You can leave me out of the Israel/Palestine part of this thread - I admitted i don't know enough about the subject to debate it, and stopped participating in the discussion days ago. The only reason i posted again was to interject some humor into a thread that appears to have degenerated into a pissing match.


----------



## pds (Nov 17, 2004)

OK - a last word for me.

It is always amazing to me how circular the political spectrum is. The communist and the fascist are not that far apart. Both are racist, nationalist, collectivist (wealth gets collected one way or another) and reactionary.

Left and right meet each other at the bottom of the circle - how else shall  we understand that the right embraces the Leninist ideal - "The ends justify the means."

I reject that ideal. To me, the means produce the ends. If you want good ends, better use good means. And so I stand on the Middle East question.

To my dear friend Habilis - please don't take unnecessary offense. I am not calling you fascist or by any label. You are a fellow citizen in a great experiment in self government. We just don't see certain things eye to eye. 

g/re/p


----------



## Cat (Nov 17, 2004)

In the Palestine/Israel conflict, remember that Ariel Sharon _started_ a war (against Lebanon) while Yasser Arafat _ended_ a war (by pursuing a peaceful road of negotiations and ultimately winning the Nobel Peace Prize).

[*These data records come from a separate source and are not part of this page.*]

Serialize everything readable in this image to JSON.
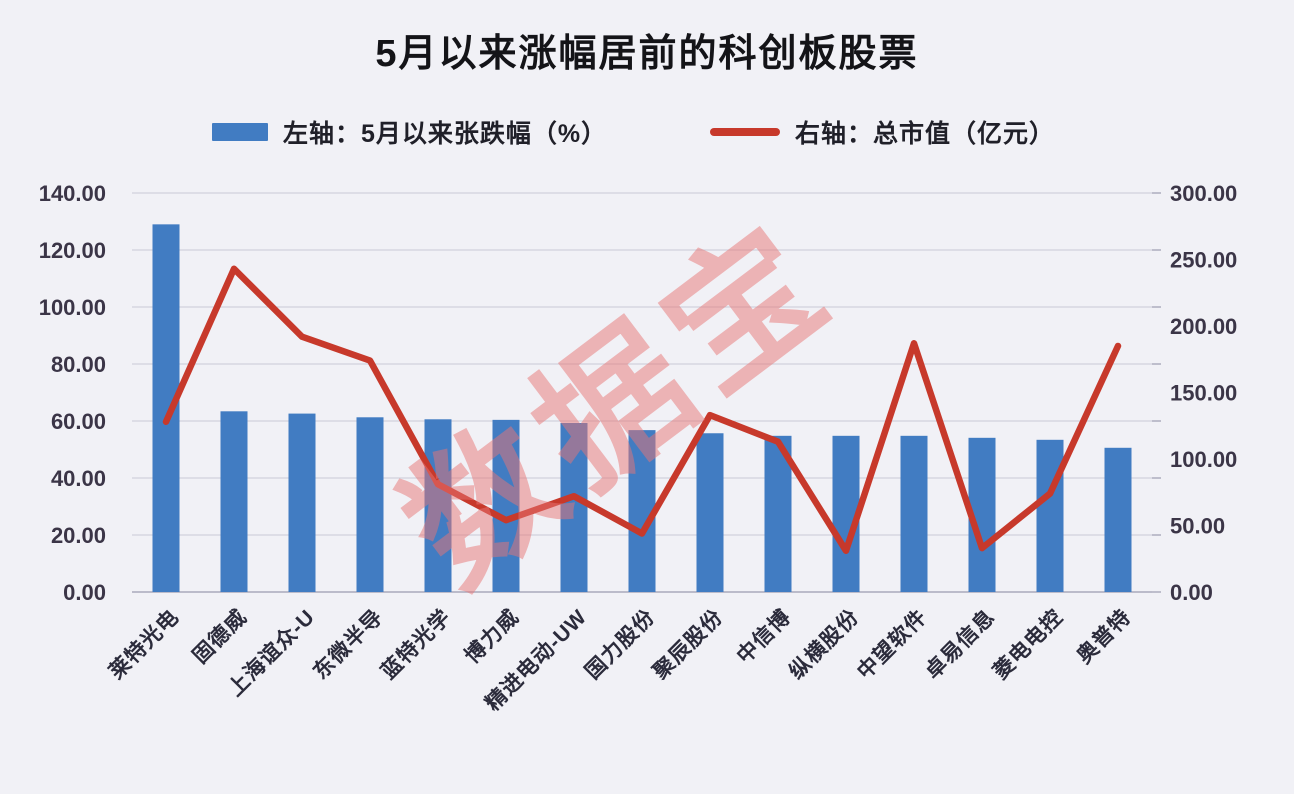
{
  "title": "5月以来涨幅居前的科创板股票",
  "watermark": "数据宝",
  "legend": [
    {
      "label": "左轴：5月以来张跌幅（%）",
      "swatch": "bar"
    },
    {
      "label": "右轴：总市值（亿元）",
      "swatch": "line"
    }
  ],
  "colors": {
    "bar": "#417cc2",
    "line": "#c7392b",
    "background": "#f1f1f6",
    "grid": "#c9c9d6",
    "axis_line": "#a9a9bb",
    "axis_text": "#3b3547",
    "watermark": "#e87676"
  },
  "chart_data": {
    "type": "bar",
    "subtype": "combo-bar-line-dual-axis",
    "title": "5月以来涨幅居前的科创板股票",
    "xlabel": "",
    "ylabel_left": "5月以来张跌幅（%）",
    "ylabel_right": "总市值（亿元）",
    "grid": true,
    "legend_position": "top",
    "categories": [
      "莱特光电",
      "固德威",
      "上海谊众-U",
      "东微半导",
      "蓝特光学",
      "博力威",
      "精进电动-UW",
      "国力股份",
      "聚辰股份",
      "中信博",
      "纵横股份",
      "中望软件",
      "卓易信息",
      "菱电电控",
      "奥普特"
    ],
    "series": [
      {
        "name": "左轴：5月以来张跌幅（%）",
        "type": "bar",
        "axis": "left",
        "values": [
          129.0,
          63.4,
          62.6,
          61.3,
          60.6,
          60.4,
          59.3,
          56.8,
          55.7,
          54.8,
          54.8,
          54.8,
          54.1,
          53.4,
          50.6
        ]
      },
      {
        "name": "右轴：总市值（亿元）",
        "type": "line",
        "axis": "right",
        "values": [
          128,
          243,
          192,
          174,
          81,
          54,
          72,
          44,
          133,
          113,
          31,
          187,
          33,
          74,
          185
        ]
      }
    ],
    "left_axis": {
      "min": 0,
      "max": 140,
      "step": 20,
      "labels": [
        "0.00",
        "20.00",
        "40.00",
        "60.00",
        "80.00",
        "100.00",
        "120.00",
        "140.00"
      ]
    },
    "right_axis": {
      "min": 0,
      "max": 300,
      "step": 50,
      "labels": [
        "0.00",
        "50.00",
        "100.00",
        "150.00",
        "200.00",
        "250.00",
        "300.00"
      ]
    }
  }
}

In the meanwhile Iraq, "terrorists" and "insurgents" torture and kill hostages, and american soldiers torture and kill wounded prisoners. Might makes right? Perhaps from the political-historical perspective, but certainly not from the moral perspective. At the very moment of perpetrating a crime you are guilty. Not in the judgement of posterior generations, but in the eyes of the present one. The winners write history, so it is obvious that later generations will not likley condemn their own ancestors' deeds. But in the here and now the american soldiers in Iraq are hardly better that the Iraqi resistance. The ideals may be all right, but the methods to realise them are reprehensible, and it is my very humble opnion that the methods by which you attain the desired results _do_ in fact matter. That is the only way that democracy and freedom are different from dictatorship and coercion: by the way in which laws and policies are made, namely with the consensus and the authority of the population that undergoes them. In Iraq right now the US Army is the law and order, and they are mostly just causing death and destruction. I fail to see how that wil llead to the desired result of freedom and democracy ...


----------